Шрифт:
Интервал:
Закладка:
Гуся вскочила на ноги.
— Ты, Вася, охолонь, охолонь! — суетясь, заговорила старушка. — А ты, Майк, садись, выпей да закуси, чем лес послал.
— Садись, — разрешил Снежкин отец.
Лельскому налили чарку, положили грибочков и мяса. Он поднял бокал и произнес торжественно:
— За вас, дорогие родственнички!
— Не рано ли ты в родственнички лезешь, удалец? — поинтересовался Василий.
— А что, прихлопнуть меня собираетесь? — храбро ответил Лельский, успевший выпить.
— Вовсе нет, хочу попытаться отговорить вас, молодой человек, от безнадежного предприятия. Вы же слышали. Гуся все ясно изложила. Как-никак, а именно она воспитывала вашу супругу и мою дочь.
— Это бесполезно, — упрямо заявил Майк. — Да я и не рвусь в вашу мафиозную семейку. Наоборот, мы со Снежаной будем жить на честно заработанные деньги. И оставьте нас в покое со своими грязными делишками! — Майк вошел в раж и просто чувствовал, что похож на комиссара Катани, как брат-близнец.
Василий вдруг засмеялся раскатисто и простодушно.
— Да он, Гуся, ничего не понял? Ох ты! А еще фолк исполняешь! И не сообразил, из какой семьи девку берешь! — Он стукнул об пол невесть откуда взявшейся палкой из серебра, и вся изба покрылась тускло-сияющим инеем.
Гуся закричала:
— Прекрати, Василий, а то я сейчас жара поддам!
Василий снова ударил посохом, и иней исчез. Лельский сидел озадаченный и онемевший.
— А хочешь, дружок, я тебя известнее и богаче самого Копперфильда сделаю? — спросил тесть.
— Ой, да на что ему? Нашел тоже звезду. Фокусник, прощелыга! Пусть будет вон как Боуи. Какой мужчина приятный! — отозвалась вместо Лельского Гуся.
Майк даже не задумался, кем она доводится Снежане, ибо генеалогическое древо новых родственников его в данный момент не занимало.
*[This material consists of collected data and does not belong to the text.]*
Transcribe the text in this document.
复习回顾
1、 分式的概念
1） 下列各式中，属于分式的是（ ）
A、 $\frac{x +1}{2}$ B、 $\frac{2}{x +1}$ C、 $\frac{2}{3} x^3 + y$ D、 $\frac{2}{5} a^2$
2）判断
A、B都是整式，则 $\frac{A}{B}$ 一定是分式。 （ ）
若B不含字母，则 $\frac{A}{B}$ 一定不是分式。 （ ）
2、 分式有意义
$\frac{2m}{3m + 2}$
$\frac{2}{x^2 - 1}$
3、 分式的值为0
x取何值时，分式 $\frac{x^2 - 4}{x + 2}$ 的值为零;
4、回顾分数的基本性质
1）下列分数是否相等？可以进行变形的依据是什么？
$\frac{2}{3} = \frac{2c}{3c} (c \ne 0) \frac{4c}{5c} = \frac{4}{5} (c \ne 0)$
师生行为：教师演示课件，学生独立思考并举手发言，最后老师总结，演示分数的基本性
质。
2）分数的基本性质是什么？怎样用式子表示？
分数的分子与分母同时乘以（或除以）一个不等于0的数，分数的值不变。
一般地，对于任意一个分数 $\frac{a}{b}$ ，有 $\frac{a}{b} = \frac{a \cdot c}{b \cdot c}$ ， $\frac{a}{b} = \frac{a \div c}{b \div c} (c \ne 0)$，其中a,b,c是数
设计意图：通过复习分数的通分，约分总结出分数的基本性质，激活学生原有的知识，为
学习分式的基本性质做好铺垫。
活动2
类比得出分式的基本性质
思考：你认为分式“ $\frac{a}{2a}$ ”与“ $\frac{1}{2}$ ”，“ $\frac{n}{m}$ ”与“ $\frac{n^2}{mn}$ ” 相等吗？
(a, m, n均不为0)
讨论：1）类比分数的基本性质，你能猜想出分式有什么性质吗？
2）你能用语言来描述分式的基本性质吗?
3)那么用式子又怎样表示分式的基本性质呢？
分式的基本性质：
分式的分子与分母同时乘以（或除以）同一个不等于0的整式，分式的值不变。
Тем временем на стене дома возник громадный экран. Майк увидел себя. Стоял он на шикарной концертной площадке в соответствующем прикиде. Сначала играл только свет, почти осмысленно, а потом пошла инструменталка такой красоты и сложности, что Лельский не враз узнал свою старую песню. Майк, сидящий за столом, заплакал. А тот, на экране, запел. Голос был его, Лельского, но усиленный до почти нечеловеческой чистоты и гармоничности. Майк слушал себя, и слезы бежали по его не бритому сутки лицу… Песня кончилась, и было видно, что поклонники рвутся к сцене, а охрана их не пропускает…
— Ну, будет, будет… Все это у тебя впереди. Вот хоть завтра и начнется… — рокотал Василий.
Но Лельский утер слезы и покачал головой.
— Не надо мне этого! У меня свой собственный голос есть. И Снежка.
Тут вступила в разговор Гуся:
— Подумай ты, она ж кто? Снегурочка. Ледышка. А ты мужчина здоровый, темпераментный. Чего ты с ней мучиться будешь?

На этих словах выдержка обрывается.